1. Sift dry ingredients together and add sugar.
2. Rub in butter and lard until mixture resembles breadcrumbs.
3. Add beaten eggs and red wine and mix to a soft dough.
4. Leave to stand a few hours, or overnight if possible.
5. Roll out to a thickness of 3 mm and cut out cookies with cookie cutter.
6. Place on a greased baking tray and bake in a preheated oven at 200 *C for 10 – 12
minutes.

SOUSKLUITJIES
(Serves 4 – 6)
500 ml Snowflake cake flour (280 g)
60 g butter or margarine
2 ml salt
10 ml baking powder
2 extra large eggs
60 ml milk
750 ml water

Sauce
about 750 ml water
250 ml sugar (200 g)
30 ml butter or margarine
8 ml cinnamon
2 ml salt

1. Sift dry ingredients together.
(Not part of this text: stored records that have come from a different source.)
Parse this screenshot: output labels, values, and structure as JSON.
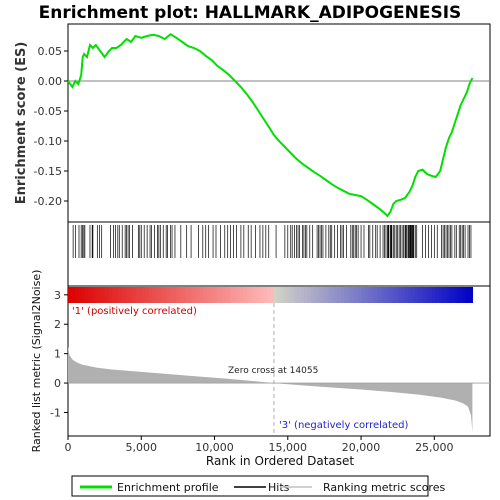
{
  "chart_data": [
    {
      "type": "line",
      "title": "Enrichment plot: HALLMARK_ADIPOGENESIS",
      "ylabel": "Enrichment score (ES)",
      "ylim": [
        -0.235,
        0.095
      ],
      "yticks": [
        "0.05",
        "0.00",
        "-0.05",
        "-0.10",
        "-0.15",
        "-0.20"
      ],
      "ytick_values": [
        0.05,
        0.0,
        -0.05,
        -0.1,
        -0.15,
        -0.2
      ],
      "series": [
        {
          "name": "Enrichment profile",
          "color": "#00e000",
          "x": [
            0,
            300,
            500,
            700,
            900,
            1000,
            1100,
            1300,
            1500,
            1700,
            1900,
            2200,
            2500,
            2800,
            3000,
            3300,
            3600,
            4000,
            4300,
            4600,
            5000,
            5400,
            5800,
            6200,
            6600,
            7000,
            7400,
            7800,
            8200,
            8600,
            9000,
            9400,
            9800,
            10200,
            10600,
            11000,
            11400,
            11800,
            12200,
            12600,
            13000,
            13400,
            13800,
            14055,
            14400,
            14800,
            15200,
            15600,
            16000,
            16400,
            16800,
            17200,
            17600,
            18000,
            18400,
            18800,
            19200,
            19600,
            20000,
            20400,
            20800,
            21200,
            21600,
            21800,
            22000,
            22200,
            22400,
            22700,
            23000,
            23300,
            23500,
            23700,
            23900,
            24200,
            24500,
            24800,
            25100,
            25400,
            25600,
            25800,
            26000,
            26200,
            26400,
            26600,
            26800,
            27000,
            27200,
            27400,
            27600
          ],
          "y": [
            0.0,
            -0.01,
            0.0,
            -0.005,
            0.01,
            0.04,
            0.045,
            0.04,
            0.06,
            0.055,
            0.06,
            0.05,
            0.04,
            0.05,
            0.055,
            0.055,
            0.06,
            0.07,
            0.065,
            0.075,
            0.072,
            0.075,
            0.077,
            0.075,
            0.07,
            0.078,
            0.072,
            0.065,
            0.058,
            0.055,
            0.05,
            0.042,
            0.035,
            0.025,
            0.018,
            0.01,
            0.0,
            -0.01,
            -0.022,
            -0.035,
            -0.05,
            -0.065,
            -0.08,
            -0.09,
            -0.1,
            -0.11,
            -0.12,
            -0.13,
            -0.138,
            -0.145,
            -0.152,
            -0.158,
            -0.165,
            -0.172,
            -0.178,
            -0.183,
            -0.188,
            -0.19,
            -0.192,
            -0.198,
            -0.205,
            -0.212,
            -0.22,
            -0.225,
            -0.218,
            -0.205,
            -0.2,
            -0.198,
            -0.195,
            -0.185,
            -0.175,
            -0.16,
            -0.15,
            -0.148,
            -0.155,
            -0.158,
            -0.16,
            -0.15,
            -0.13,
            -0.11,
            -0.095,
            -0.085,
            -0.07,
            -0.055,
            -0.04,
            -0.03,
            -0.02,
            -0.005,
            0.005
          ]
        }
      ],
      "grid": false,
      "zero_line": true
    },
    {
      "type": "area",
      "ylabel": "Ranked list metric (Signal2Noise)",
      "xlabel": "Rank in Ordered Dataset",
      "xlim": [
        0,
        28800
      ],
      "ylim": [
        -1.8,
        3.3
      ],
      "xticks": [
        "0",
        "5,000",
        "10,000",
        "15,000",
        "20,000",
        "25,000"
      ],
      "xtick_values": [
        0,
        5000,
        10000,
        15000,
        20000,
        25000
      ],
      "yticks": [
        "3",
        "2",
        "1",
        "0",
        "-1"
      ],
      "ytick_values": [
        3,
        2,
        1,
        0,
        -1
      ],
      "series": [
        {
          "name": "Ranking metric scores",
          "color": "#b0b0b0",
          "x": [
            0,
            100,
            300,
            600,
            1000,
            2000,
            3000,
            5000,
            7000,
            9000,
            11000,
            13000,
            14055,
            16000,
            18000,
            20000,
            22000,
            24000,
            25500,
            26500,
            27000,
            27300,
            27500,
            27600
          ],
          "y": [
            1.25,
            0.95,
            0.8,
            0.7,
            0.62,
            0.52,
            0.46,
            0.38,
            0.3,
            0.22,
            0.14,
            0.05,
            0.0,
            -0.08,
            -0.15,
            -0.22,
            -0.3,
            -0.4,
            -0.5,
            -0.6,
            -0.7,
            -0.8,
            -1.1,
            -1.65
          ]
        }
      ],
      "annotations": {
        "zero_cross": "Zero cross at 14055",
        "zero_cross_x": 14055,
        "positive_label": "'1' (positively correlated)",
        "negative_label": "'3' (negatively correlated)"
      },
      "colors": {
        "positive": "#dd0000",
        "negative": "#0000cc"
      }
    }
  ],
  "hits": {
    "name": "Hits",
    "ranks": [
      350,
      500,
      750,
      900,
      1000,
      1080,
      1150,
      1500,
      1650,
      1700,
      2000,
      2150,
      2300,
      2900,
      3100,
      3250,
      3400,
      3500,
      3700,
      3900,
      4000,
      4100,
      4200,
      4400,
      4800,
      4900,
      5000,
      5200,
      5400,
      5600,
      5700,
      5900,
      6100,
      6200,
      6300,
      6500,
      6700,
      6800,
      7000,
      7100,
      7300,
      7700,
      8100,
      8400,
      8900,
      9200,
      9400,
      9600,
      9900,
      10100,
      10400,
      10700,
      10900,
      11100,
      11300,
      11500,
      11800,
      12000,
      12300,
      12500,
      12800,
      13100,
      13300,
      13500,
      13700,
      14200,
      14800,
      15000,
      15200,
      15300,
      15450,
      15600,
      15700,
      15800,
      16000,
      16100,
      16200,
      16300,
      16500,
      16700,
      17000,
      17100,
      17200,
      17300,
      17400,
      17600,
      17800,
      17900,
      18000,
      18200,
      18400,
      18600,
      18700,
      18800,
      19000,
      19300,
      19400,
      19500,
      19600,
      19700,
      19800,
      20000,
      20200,
      20500,
      20600,
      20800,
      21000,
      21100,
      21300,
      21500,
      21600,
      21700,
      21800,
      21850,
      21900,
      22000,
      22050,
      22100,
      22200,
      22300,
      22400,
      22500,
      22600,
      22700,
      22800,
      22900,
      23000,
      23050,
      23100,
      23200,
      23250,
      23300,
      23350,
      23400,
      23450,
      23500,
      23550,
      23600,
      23700,
      23800,
      24200,
      24400,
      24600,
      24800,
      25000,
      25200,
      25500,
      25600,
      25700,
      25800,
      25900,
      26000,
      26100,
      26200,
      26400,
      26500,
      26700,
      26800,
      26900,
      27000,
      27100,
      27300,
      27400,
      27500
    ]
  },
  "legend": {
    "items": [
      {
        "label": "Enrichment profile",
        "color": "#00e000"
      },
      {
        "label": "Hits",
        "color": "#000000"
      },
      {
        "label": "Ranking metric scores",
        "color": "#c0c0c0"
      }
    ]
  }
}
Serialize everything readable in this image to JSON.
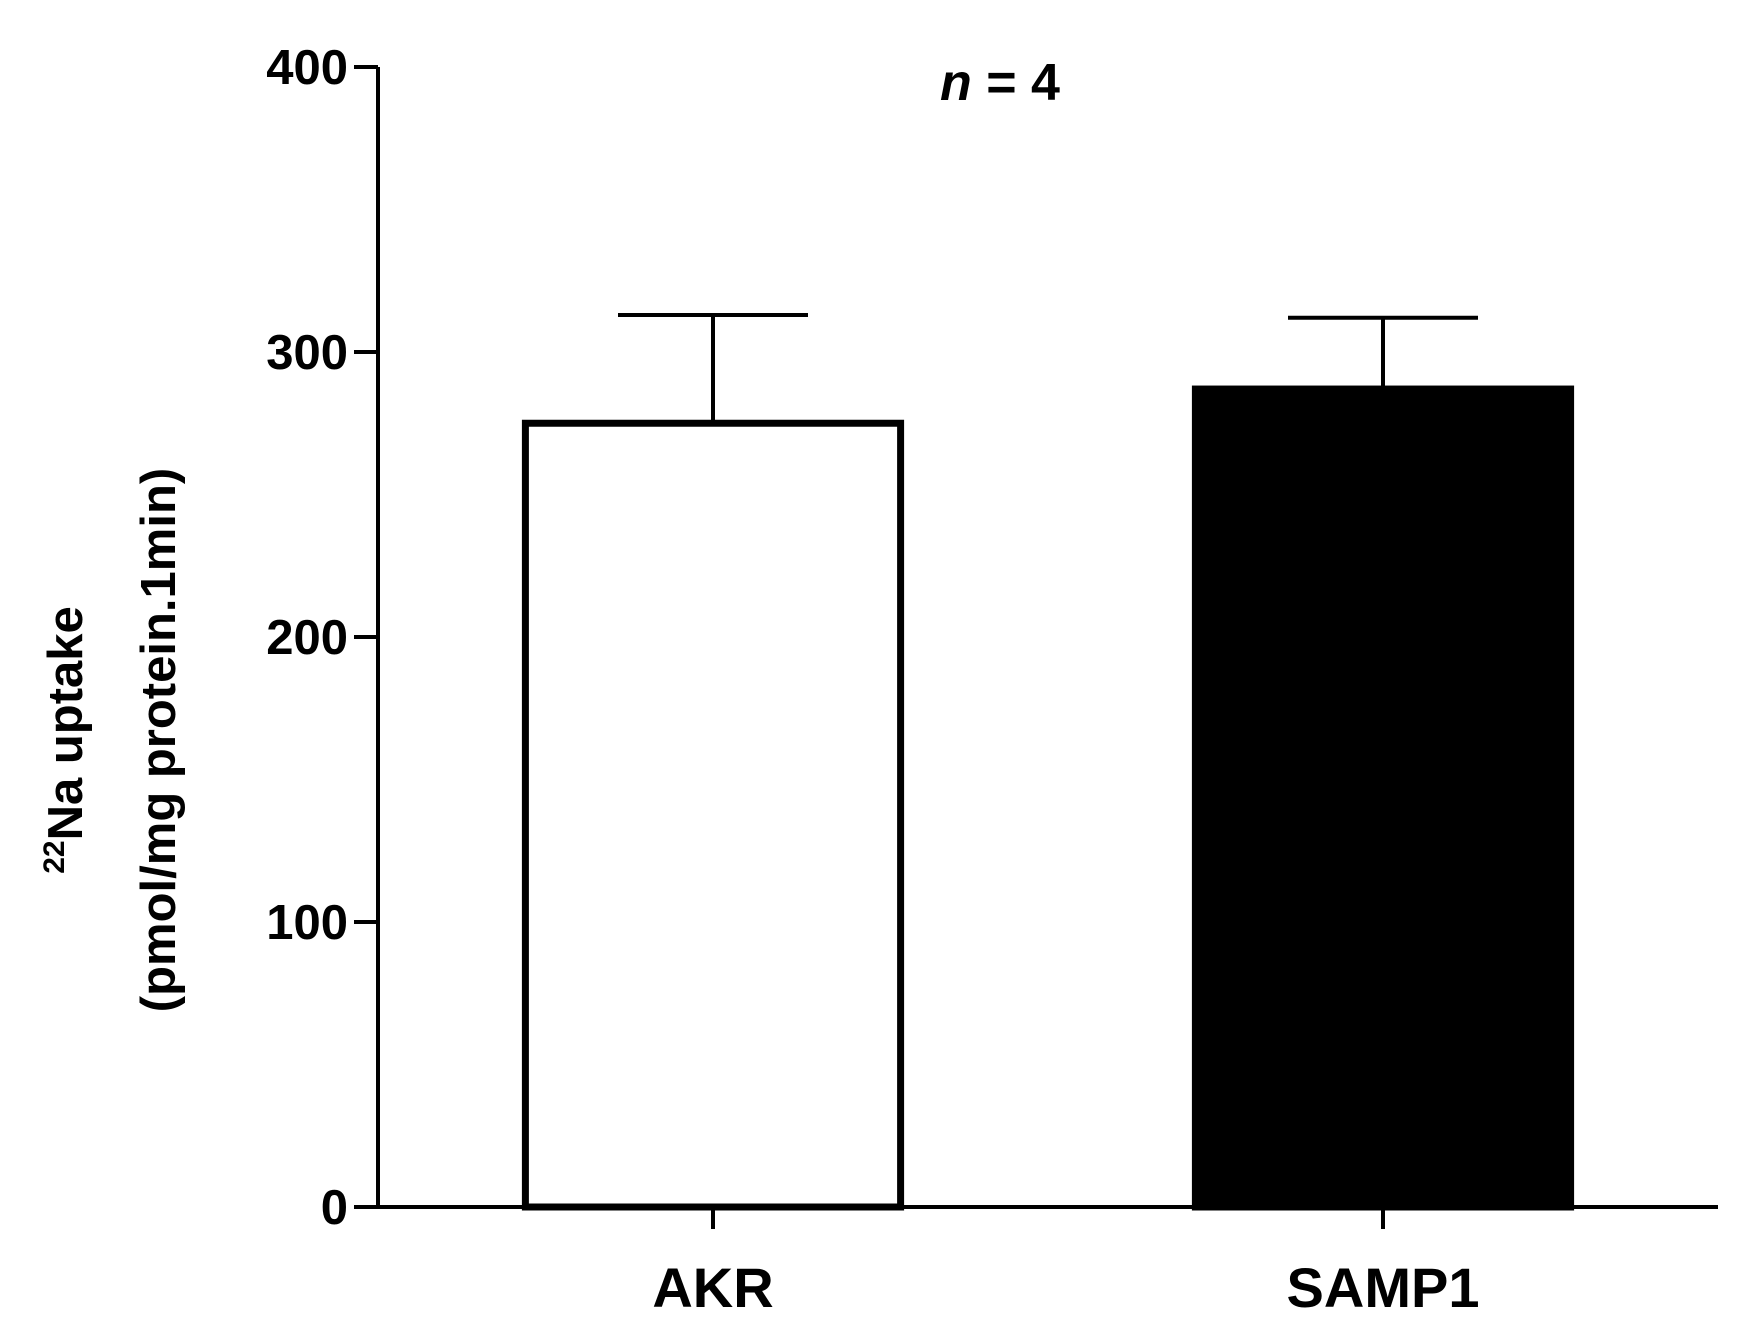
{
  "chart_data": {
    "type": "bar",
    "annotation": {
      "italic_part": "n",
      "rest": " = 4"
    },
    "categories": [
      "AKR",
      "SAMP1"
    ],
    "values": [
      275,
      287
    ],
    "errors": [
      38,
      25
    ],
    "bar_fill_colors": [
      "#ffffff",
      "#000000"
    ],
    "bar_stroke_color": "#000000",
    "ylabel": {
      "superscript": "22",
      "main": "Na uptake",
      "line2": "(pmol/mg protein.1min)"
    },
    "ylim": [
      0,
      400
    ],
    "yticks": [
      0,
      100,
      200,
      300,
      400
    ],
    "ytick_labels": [
      "0",
      "100",
      "200",
      "300",
      "400"
    ],
    "grid": false,
    "legend": "none"
  }
}
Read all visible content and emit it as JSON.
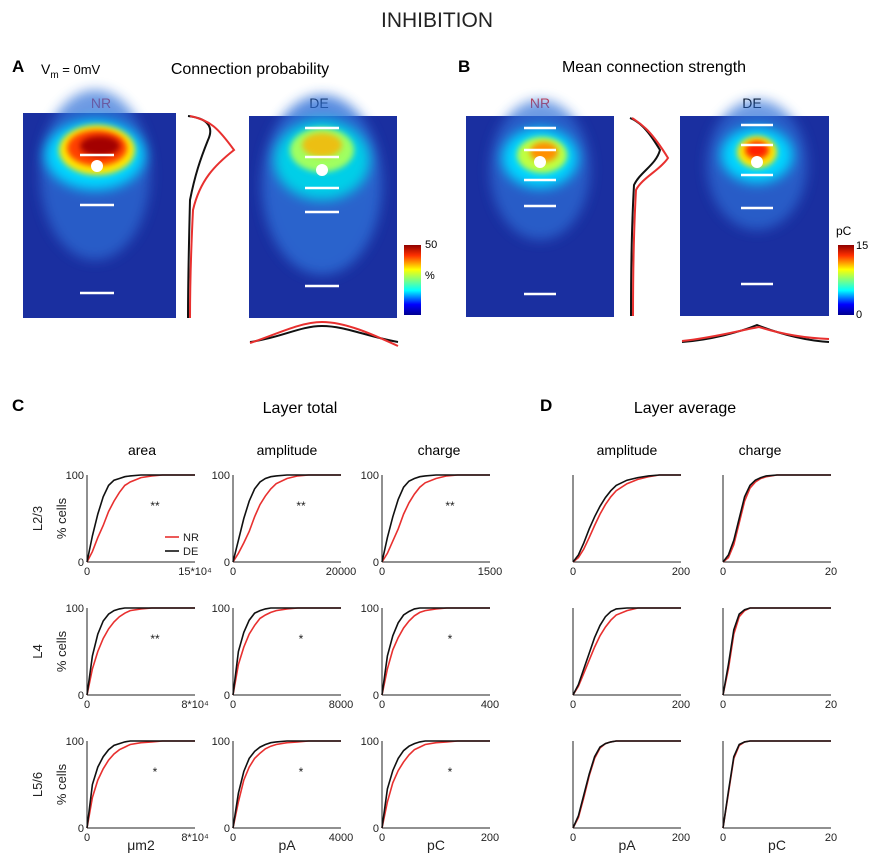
{
  "title": "INHIBITION",
  "panels": {
    "A": {
      "letter": "A",
      "vm_label": "V",
      "vm_sub": "m",
      "vm_value": " = 0mV",
      "title": "Connection probability"
    },
    "B": {
      "letter": "B",
      "title": "Mean connection strength"
    },
    "C": {
      "letter": "C",
      "title": "Layer total"
    },
    "D": {
      "letter": "D",
      "title": "Layer average"
    }
  },
  "maps": {
    "nr_label": "NR",
    "de_label": "DE",
    "colorbar_prob": {
      "max": "50",
      "unit": "%"
    },
    "colorbar_strength": {
      "max": "15",
      "min": "0",
      "unit": "pC"
    }
  },
  "colors": {
    "NR": "#e8302f",
    "DE": "#111111",
    "map_bg": "#1a2fa0",
    "layer_line": "#ffffff"
  },
  "legend": [
    "NR",
    "DE"
  ],
  "col_titles": {
    "C": [
      "area",
      "amplitude",
      "charge"
    ],
    "D": [
      "amplitude",
      "charge"
    ]
  },
  "row_labels": [
    "L2/3",
    "L4",
    "L5/6"
  ],
  "ylabel": "% cells",
  "y_tick_top": "100",
  "y_tick_bottom": "0",
  "x_tick_left": "0",
  "x_units": {
    "area": "μm2",
    "amplitude": "pA",
    "charge": "pC"
  },
  "x_max_labels": [
    [
      "15*10⁴",
      "20000",
      "1500",
      "200",
      "20"
    ],
    [
      "8*10⁴",
      "8000",
      "400",
      "200",
      "20"
    ],
    [
      "8*10⁴",
      "4000",
      "200",
      "200",
      "20"
    ]
  ],
  "sig_marks": [
    [
      "**",
      "**",
      "**",
      "",
      ""
    ],
    [
      "**",
      "*",
      "*",
      "",
      ""
    ],
    [
      "*",
      "*",
      "*",
      "",
      ""
    ]
  ],
  "chart_data": {
    "type": "line",
    "description_of_axes": "cumulative distributions, y = % cells (0-100)",
    "x_norm": [
      0,
      0.05,
      0.1,
      0.15,
      0.2,
      0.25,
      0.3,
      0.35,
      0.4,
      0.5,
      0.6,
      0.7,
      0.8,
      0.9,
      1.0
    ],
    "cdfs": [
      [
        {
          "NR": [
            0,
            12,
            28,
            42,
            58,
            70,
            80,
            88,
            92,
            97,
            99,
            100,
            100,
            100,
            100
          ],
          "DE": [
            0,
            30,
            55,
            75,
            88,
            94,
            96,
            98,
            99,
            100,
            100,
            100,
            100,
            100,
            100
          ]
        },
        {
          "NR": [
            0,
            10,
            22,
            35,
            52,
            66,
            76,
            84,
            90,
            96,
            99,
            100,
            100,
            100,
            100
          ],
          "DE": [
            0,
            25,
            50,
            70,
            84,
            92,
            96,
            98,
            99,
            100,
            100,
            100,
            100,
            100,
            100
          ]
        },
        {
          "NR": [
            0,
            10,
            24,
            38,
            55,
            68,
            78,
            86,
            91,
            96,
            99,
            100,
            100,
            100,
            100
          ],
          "DE": [
            0,
            28,
            52,
            72,
            86,
            93,
            96,
            98,
            99,
            100,
            100,
            100,
            100,
            100,
            100
          ]
        },
        {
          "NR": [
            0,
            5,
            15,
            28,
            42,
            55,
            66,
            75,
            82,
            90,
            95,
            98,
            100,
            100,
            100
          ],
          "DE": [
            0,
            8,
            22,
            38,
            52,
            64,
            74,
            82,
            88,
            94,
            97,
            99,
            100,
            100,
            100
          ]
        },
        {
          "NR": [
            0,
            5,
            20,
            45,
            70,
            85,
            92,
            96,
            98,
            100,
            100,
            100,
            100,
            100,
            100
          ],
          "DE": [
            0,
            8,
            25,
            50,
            75,
            88,
            94,
            97,
            99,
            100,
            100,
            100,
            100,
            100,
            100
          ]
        }
      ],
      [
        {
          "NR": [
            0,
            30,
            50,
            65,
            76,
            84,
            90,
            94,
            97,
            99,
            100,
            100,
            100,
            100,
            100
          ],
          "DE": [
            0,
            45,
            70,
            85,
            93,
            97,
            99,
            100,
            100,
            100,
            100,
            100,
            100,
            100,
            100
          ]
        },
        {
          "NR": [
            0,
            35,
            55,
            70,
            80,
            88,
            92,
            95,
            97,
            99,
            100,
            100,
            100,
            100,
            100
          ],
          "DE": [
            0,
            50,
            72,
            86,
            94,
            97,
            99,
            100,
            100,
            100,
            100,
            100,
            100,
            100,
            100
          ]
        },
        {
          "NR": [
            0,
            30,
            52,
            66,
            77,
            85,
            91,
            95,
            97,
            99,
            100,
            100,
            100,
            100,
            100
          ],
          "DE": [
            0,
            45,
            68,
            83,
            92,
            96,
            99,
            100,
            100,
            100,
            100,
            100,
            100,
            100,
            100
          ]
        },
        {
          "NR": [
            0,
            10,
            25,
            40,
            55,
            68,
            78,
            86,
            92,
            97,
            100,
            100,
            100,
            100,
            100
          ],
          "DE": [
            0,
            12,
            30,
            48,
            66,
            80,
            90,
            96,
            99,
            100,
            100,
            100,
            100,
            100,
            100
          ]
        },
        {
          "NR": [
            0,
            30,
            70,
            90,
            97,
            100,
            100,
            100,
            100,
            100,
            100,
            100,
            100,
            100,
            100
          ],
          "DE": [
            0,
            35,
            75,
            93,
            98,
            100,
            100,
            100,
            100,
            100,
            100,
            100,
            100,
            100,
            100
          ]
        }
      ],
      [
        {
          "NR": [
            0,
            35,
            55,
            68,
            78,
            85,
            90,
            93,
            96,
            98,
            99,
            100,
            100,
            100,
            100
          ],
          "DE": [
            0,
            50,
            70,
            82,
            90,
            95,
            97,
            99,
            100,
            100,
            100,
            100,
            100,
            100,
            100
          ]
        },
        {
          "NR": [
            0,
            30,
            55,
            70,
            80,
            86,
            91,
            94,
            96,
            98,
            99,
            100,
            100,
            100,
            100
          ],
          "DE": [
            0,
            40,
            65,
            80,
            88,
            93,
            96,
            98,
            99,
            100,
            100,
            100,
            100,
            100,
            100
          ]
        },
        {
          "NR": [
            0,
            30,
            52,
            66,
            76,
            84,
            90,
            93,
            96,
            98,
            99,
            100,
            100,
            100,
            100
          ],
          "DE": [
            0,
            45,
            66,
            80,
            89,
            94,
            97,
            99,
            100,
            100,
            100,
            100,
            100,
            100,
            100
          ]
        },
        {
          "NR": [
            0,
            12,
            35,
            60,
            80,
            92,
            97,
            99,
            100,
            100,
            100,
            100,
            100,
            100,
            100
          ],
          "DE": [
            0,
            14,
            38,
            62,
            82,
            93,
            97,
            99,
            100,
            100,
            100,
            100,
            100,
            100,
            100
          ]
        },
        {
          "NR": [
            0,
            40,
            80,
            95,
            99,
            100,
            100,
            100,
            100,
            100,
            100,
            100,
            100,
            100,
            100
          ],
          "DE": [
            0,
            42,
            82,
            96,
            99,
            100,
            100,
            100,
            100,
            100,
            100,
            100,
            100,
            100,
            100
          ]
        }
      ]
    ]
  }
}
Rub butter into mixture, until mixture resembles breadcrumbs.
2. Whisk egg and milk cut into dry mixture, to form a stiff dough.
3. Heat water in a heavy-based saucepan and bring to the boil. Take spoonfuls of dumplings and spoon into water. Place lid on. Boil for 10 - 12 minutes, without removing lid.
4. Take dumplings out of and place in bowl. Sprinkle cinnamon sugar over. Repeat with remaining dumplings in saucepan.
5. Sauce: Mix all sauce ingredients, add to heavy-based saucepan and bring to the boil and pour over dumplings.

TRADITIONAL PUMPKIN FRITTERS
(Makes 18 depending on size)
500 ml cooked, mashed pumpkin (about 450 g)
125 ml Snowflake cake flour (70 g)
5 ml baking powder
2 ml salt
2 extra large eggs, beaten
about 45 ml milk
cinnamon sugar
cooking oil for frying

1. Mix pumpkin, flour, baking powder and salt together.
2. Add eggs and enough milk to form a batter.
3. Shallow-fry spoonfuls of mixture in hot oil on both sides, until brown.
4. Drain on paper towels and sprinkle with cinnamon sugar.
Tip
To make cinnamon sugar, mix 100 ml sugar with 10 ml ground cinnamon

VETKOEK

(Makes 25, depending on size)
1 kg Snowflake Cake Flour
10 ml salt
30 ml sugar
10 g instant dry yeast (1 sachet)
30 ml cooking oil
±650 - 750 ml lukewarm water

1. Sift flour and salt together. Add sugar and dry yeast. Make a hollow in the flour mixture and add enough lukewarm water and oil to make a sticky dough. Cover the mixture and leave for about 5 minutes to rise.
2. Knock off and divide into about 25 balls. Leave to stand for about 10 minutes to rise. Bake in medium warm oil turning occasionally until golden brown.